Vanaf hier kunt u de instellingen voor de lijn configureren op dezelfde manier als u de instellingen voor een gebruiker configureert.

Voor informatie over gespreksopname voor virtuele lijnen, zie Gespreksopname voor virtuele lijnen inschakelen.

Gebruikers kunnen bepaalde gespreksinstellingen voor de virtuele lijn configureren door FAC of de schermtoets van de MPP-telefoon te gebruiken voor de toegewezen corresponderende lijntoets.

Beheerders en eindgebruikers kunnen de instellingen voor de virtuele lijn niet configureren in de User Hub.

Virtuele lijnen toewijzen aan belfuncties

Het toewijzen van virtuele lijnen aan belfuncties is niet anders dan het toewijzen van de primaire lijn van de gebruiker aan belfuncties. U kunt hetzelfde proces uitvoeren. Het enige verschil is dat u het virtuele lijnnummer selecteert of invoert in plaats van een primair lijnnummer.

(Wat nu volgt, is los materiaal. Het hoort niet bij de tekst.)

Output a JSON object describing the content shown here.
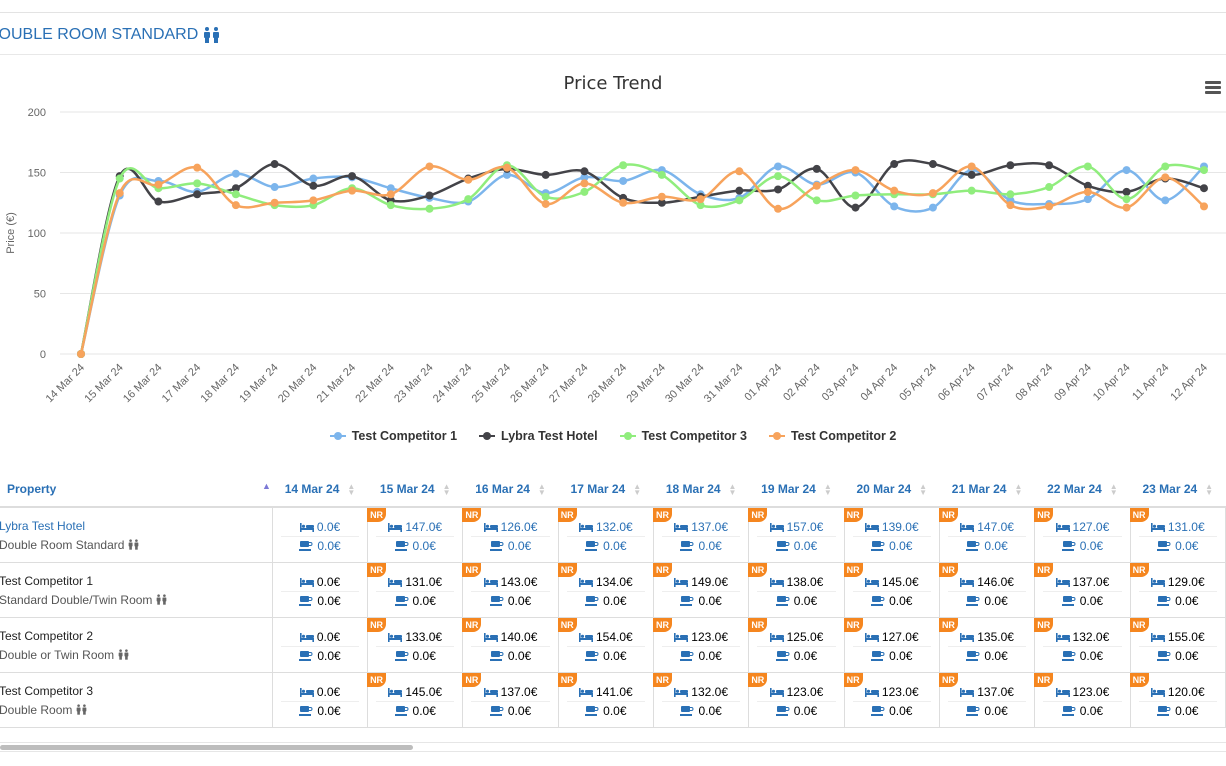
{
  "room": {
    "title": "DOUBLE ROOM STANDARD",
    "icon": "two-persons-icon"
  },
  "chart_data": {
    "type": "line",
    "title": "Price Trend",
    "ylabel": "Price (€)",
    "xlabel": "",
    "ylim": [
      0,
      200
    ],
    "yticks": [
      0,
      50,
      100,
      150,
      200
    ],
    "grid": true,
    "legend_position": "bottom",
    "categories": [
      "14 Mar 24",
      "15 Mar 24",
      "16 Mar 24",
      "17 Mar 24",
      "18 Mar 24",
      "19 Mar 24",
      "20 Mar 24",
      "21 Mar 24",
      "22 Mar 24",
      "23 Mar 24",
      "24 Mar 24",
      "25 Mar 24",
      "26 Mar 24",
      "27 Mar 24",
      "28 Mar 24",
      "29 Mar 24",
      "30 Mar 24",
      "31 Mar 24",
      "01 Apr 24",
      "02 Apr 24",
      "03 Apr 24",
      "04 Apr 24",
      "05 Apr 24",
      "06 Apr 24",
      "07 Apr 24",
      "08 Apr 24",
      "09 Apr 24",
      "10 Apr 24",
      "11 Apr 24",
      "12 Apr 24"
    ],
    "series": [
      {
        "name": "Test Competitor 1",
        "color": "#7cb5ec",
        "values": [
          0,
          131,
          143,
          134,
          149,
          138,
          145,
          146,
          137,
          129,
          126,
          148,
          133,
          146,
          143,
          152,
          132,
          129,
          155,
          140,
          150,
          122,
          121,
          152,
          127,
          124,
          128,
          152,
          127,
          155
        ]
      },
      {
        "name": "Lybra Test Hotel",
        "color": "#434348",
        "values": [
          0,
          147,
          126,
          132,
          137,
          157,
          139,
          147,
          127,
          131,
          145,
          153,
          148,
          151,
          129,
          125,
          130,
          135,
          136,
          153,
          121,
          157,
          157,
          148,
          156,
          156,
          139,
          134,
          145,
          137
        ]
      },
      {
        "name": "Test Competitor 3",
        "color": "#90ed7d",
        "values": [
          0,
          145,
          137,
          141,
          132,
          123,
          123,
          137,
          123,
          120,
          128,
          156,
          130,
          134,
          156,
          148,
          123,
          127,
          147,
          127,
          131,
          132,
          132,
          135,
          132,
          138,
          155,
          128,
          155,
          152
        ]
      },
      {
        "name": "Test Competitor 2",
        "color": "#f7a35c",
        "values": [
          0,
          133,
          140,
          154,
          123,
          125,
          127,
          135,
          132,
          155,
          144,
          154,
          124,
          141,
          125,
          130,
          128,
          151,
          120,
          139,
          152,
          135,
          133,
          155,
          123,
          122,
          134,
          121,
          146,
          122
        ]
      }
    ]
  },
  "table": {
    "property_header": "Property",
    "dates": [
      "14 Mar 24",
      "15 Mar 24",
      "16 Mar 24",
      "17 Mar 24",
      "18 Mar 24",
      "19 Mar 24",
      "20 Mar 24",
      "21 Mar 24",
      "22 Mar 24",
      "23 Mar 24"
    ],
    "nr_label": "NR",
    "rows": [
      {
        "property": "Lybra Test Hotel",
        "room": "Double Room Standard",
        "own": true,
        "nr": [
          false,
          true,
          true,
          true,
          true,
          true,
          true,
          true,
          true,
          true
        ],
        "prices": [
          "0.0€",
          "147.0€",
          "126.0€",
          "132.0€",
          "137.0€",
          "157.0€",
          "139.0€",
          "147.0€",
          "127.0€",
          "131.0€"
        ],
        "breakfast": [
          "0.0€",
          "0.0€",
          "0.0€",
          "0.0€",
          "0.0€",
          "0.0€",
          "0.0€",
          "0.0€",
          "0.0€",
          "0.0€"
        ]
      },
      {
        "property": "Test Competitor 1",
        "room": "Standard Double/Twin Room",
        "own": false,
        "nr": [
          false,
          true,
          true,
          true,
          true,
          true,
          true,
          true,
          true,
          true
        ],
        "prices": [
          "0.0€",
          "131.0€",
          "143.0€",
          "134.0€",
          "149.0€",
          "138.0€",
          "145.0€",
          "146.0€",
          "137.0€",
          "129.0€"
        ],
        "breakfast": [
          "0.0€",
          "0.0€",
          "0.0€",
          "0.0€",
          "0.0€",
          "0.0€",
          "0.0€",
          "0.0€",
          "0.0€",
          "0.0€"
        ]
      },
      {
        "property": "Test Competitor 2",
        "room": "Double or Twin Room",
        "own": false,
        "nr": [
          false,
          true,
          true,
          true,
          true,
          true,
          true,
          true,
          true,
          true
        ],
        "prices": [
          "0.0€",
          "133.0€",
          "140.0€",
          "154.0€",
          "123.0€",
          "125.0€",
          "127.0€",
          "135.0€",
          "132.0€",
          "155.0€"
        ],
        "breakfast": [
          "0.0€",
          "0.0€",
          "0.0€",
          "0.0€",
          "0.0€",
          "0.0€",
          "0.0€",
          "0.0€",
          "0.0€",
          "0.0€"
        ]
      },
      {
        "property": "Test Competitor 3",
        "room": "Double Room",
        "own": false,
        "nr": [
          false,
          true,
          true,
          true,
          true,
          true,
          true,
          true,
          true,
          true
        ],
        "prices": [
          "0.0€",
          "145.0€",
          "137.0€",
          "141.0€",
          "132.0€",
          "123.0€",
          "123.0€",
          "137.0€",
          "123.0€",
          "120.0€"
        ],
        "breakfast": [
          "0.0€",
          "0.0€",
          "0.0€",
          "0.0€",
          "0.0€",
          "0.0€",
          "0.0€",
          "0.0€",
          "0.0€",
          "0.0€"
        ]
      }
    ]
  }
}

U kunt een virtuele lijn als lid toewijzen aan de volgende gespreksfuncties:

U kunt de virtuele lijn ook als doel toewijzen aan de controlelijst van andere gebruikers.

Om toegang te krijgen tot de belfuncties, kunt u naar Services gaan > Bellen > Functies.

Beperkingen

Hier volgen enkele bekende beperkingen van de virtuele lijn:

  • U kunt een virtuele lijn niet aan een Executive toewijzen en deze gebruiken voor Executive-Assistent-functies.

  • U kunt als hotelgast geen virtuele lijn aan een werkruimteapparaat koppelen.

  • U kunt een virtuele lijn niet configureren om andere nummers te bewaken of om toestelnummers te parkeren.

  • Gebruikers kunnen de oproepinstellingen van virtuele lijnen niet beheren vanuit de Gebruikershub.

  • De softkeys van het callcenter worden alleen weergegeven als de virtuele lijn deel uitmaakt van de wachtrij. Voor meer informatie, zie Aankondigingen voor de Webex Calling-apparaten.